Carboxylic acids, upon reaction with strong reducing agents such as lithium aluminum hydride followed by hydrolysis, undergo reduction to form primary alcohols.

Weaker reducing agents like lithium tri-tert-butoxyaluminum hydride or diisobutylaluminum hydride cannot reduce carboxylic acids to primary alcohols.

Carboxylic acids can also be reduced to primary alcohols by using borane in the tetrahydrofuran solvent. The main advantage of using borane in reducing a carboxylic acid is that this reagent can selectively reduce carboxylic acid to primary alcohol in the presence of other reducible functional groups, such as a ketone or a nitro group.

Procedure

Carboxylic acids, upon treatment with LiAlH₄, are reduced to yield primary alcohols.

Here, the hydride reagent acts as a nucleophile as well as a strong base. It deprotonates the carboxylic acid to form a carboxylate salt, AlH₃, and hydrogen gas.

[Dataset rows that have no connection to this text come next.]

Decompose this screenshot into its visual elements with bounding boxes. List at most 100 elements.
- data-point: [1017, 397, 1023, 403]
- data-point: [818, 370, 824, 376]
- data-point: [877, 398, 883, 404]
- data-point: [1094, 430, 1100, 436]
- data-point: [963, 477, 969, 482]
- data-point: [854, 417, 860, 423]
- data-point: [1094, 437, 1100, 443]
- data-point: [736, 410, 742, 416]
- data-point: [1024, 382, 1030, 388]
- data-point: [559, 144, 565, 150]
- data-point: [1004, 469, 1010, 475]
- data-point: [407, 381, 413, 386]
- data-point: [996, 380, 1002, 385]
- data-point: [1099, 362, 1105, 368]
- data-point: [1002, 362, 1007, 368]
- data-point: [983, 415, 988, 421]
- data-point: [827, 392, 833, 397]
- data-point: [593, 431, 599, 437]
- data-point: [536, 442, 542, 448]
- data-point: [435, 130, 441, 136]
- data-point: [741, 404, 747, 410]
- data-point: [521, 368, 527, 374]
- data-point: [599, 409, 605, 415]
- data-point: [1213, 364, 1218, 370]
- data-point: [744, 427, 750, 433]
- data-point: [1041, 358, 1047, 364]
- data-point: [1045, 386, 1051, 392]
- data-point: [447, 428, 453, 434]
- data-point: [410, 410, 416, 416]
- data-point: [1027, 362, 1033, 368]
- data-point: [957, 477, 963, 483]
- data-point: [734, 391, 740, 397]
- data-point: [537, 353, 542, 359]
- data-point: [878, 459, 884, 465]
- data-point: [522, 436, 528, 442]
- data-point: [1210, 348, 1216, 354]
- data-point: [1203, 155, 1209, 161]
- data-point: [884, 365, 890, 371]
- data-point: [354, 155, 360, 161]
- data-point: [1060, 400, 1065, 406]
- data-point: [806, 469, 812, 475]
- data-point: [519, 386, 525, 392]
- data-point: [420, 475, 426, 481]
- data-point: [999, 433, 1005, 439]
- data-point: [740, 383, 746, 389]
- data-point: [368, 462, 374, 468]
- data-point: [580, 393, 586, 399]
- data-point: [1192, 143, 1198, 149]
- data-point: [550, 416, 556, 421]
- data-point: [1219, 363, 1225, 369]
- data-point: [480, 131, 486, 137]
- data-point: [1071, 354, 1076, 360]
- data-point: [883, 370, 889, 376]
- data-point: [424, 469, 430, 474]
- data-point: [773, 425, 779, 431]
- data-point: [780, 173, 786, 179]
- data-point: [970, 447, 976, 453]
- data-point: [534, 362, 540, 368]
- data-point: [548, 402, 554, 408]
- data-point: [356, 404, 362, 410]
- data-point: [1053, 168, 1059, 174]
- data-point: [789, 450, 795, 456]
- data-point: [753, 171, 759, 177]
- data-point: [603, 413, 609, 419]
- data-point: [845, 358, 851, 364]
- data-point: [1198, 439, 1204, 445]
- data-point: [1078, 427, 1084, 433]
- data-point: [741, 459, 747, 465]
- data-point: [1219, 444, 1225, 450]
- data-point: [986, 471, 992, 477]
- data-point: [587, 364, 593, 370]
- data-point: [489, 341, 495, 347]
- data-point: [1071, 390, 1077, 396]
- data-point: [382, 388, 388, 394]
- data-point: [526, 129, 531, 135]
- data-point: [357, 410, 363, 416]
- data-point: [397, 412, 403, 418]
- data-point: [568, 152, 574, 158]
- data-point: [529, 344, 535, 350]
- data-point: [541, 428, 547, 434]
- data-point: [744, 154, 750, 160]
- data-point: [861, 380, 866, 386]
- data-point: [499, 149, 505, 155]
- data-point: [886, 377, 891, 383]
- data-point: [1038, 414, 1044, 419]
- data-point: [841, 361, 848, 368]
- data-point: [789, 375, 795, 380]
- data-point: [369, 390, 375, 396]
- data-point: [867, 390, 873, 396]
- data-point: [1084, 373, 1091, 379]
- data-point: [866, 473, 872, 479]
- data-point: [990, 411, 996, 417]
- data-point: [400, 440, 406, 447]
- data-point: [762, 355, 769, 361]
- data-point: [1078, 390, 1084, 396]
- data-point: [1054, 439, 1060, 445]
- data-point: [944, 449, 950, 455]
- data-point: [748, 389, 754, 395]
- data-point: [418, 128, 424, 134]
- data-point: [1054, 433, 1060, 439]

Next, the AlH₃ produced transfers a hydride to the carbonyl carbon of the carboxylate ion. This results in a tetrahedral intermediate featuring an O–Al bond, which upon subsequent elimination, generates an aldehyde.

The aldehyde formed is unisolable as it is more reactive than the carboxylate anion. Instead, it is immediately reduced by LiAlH₄ to an alkoxide.

Lastly, the alkoxide is protonated via hydrolysis to yield the primary alcohol.

Alternatively, carboxylic acids can also be reduced to primary alcohol using borane in THF. Borane can selectively reduce carboxylic acid in the presence of other reducible functional groups such as a ketone or a nitro group.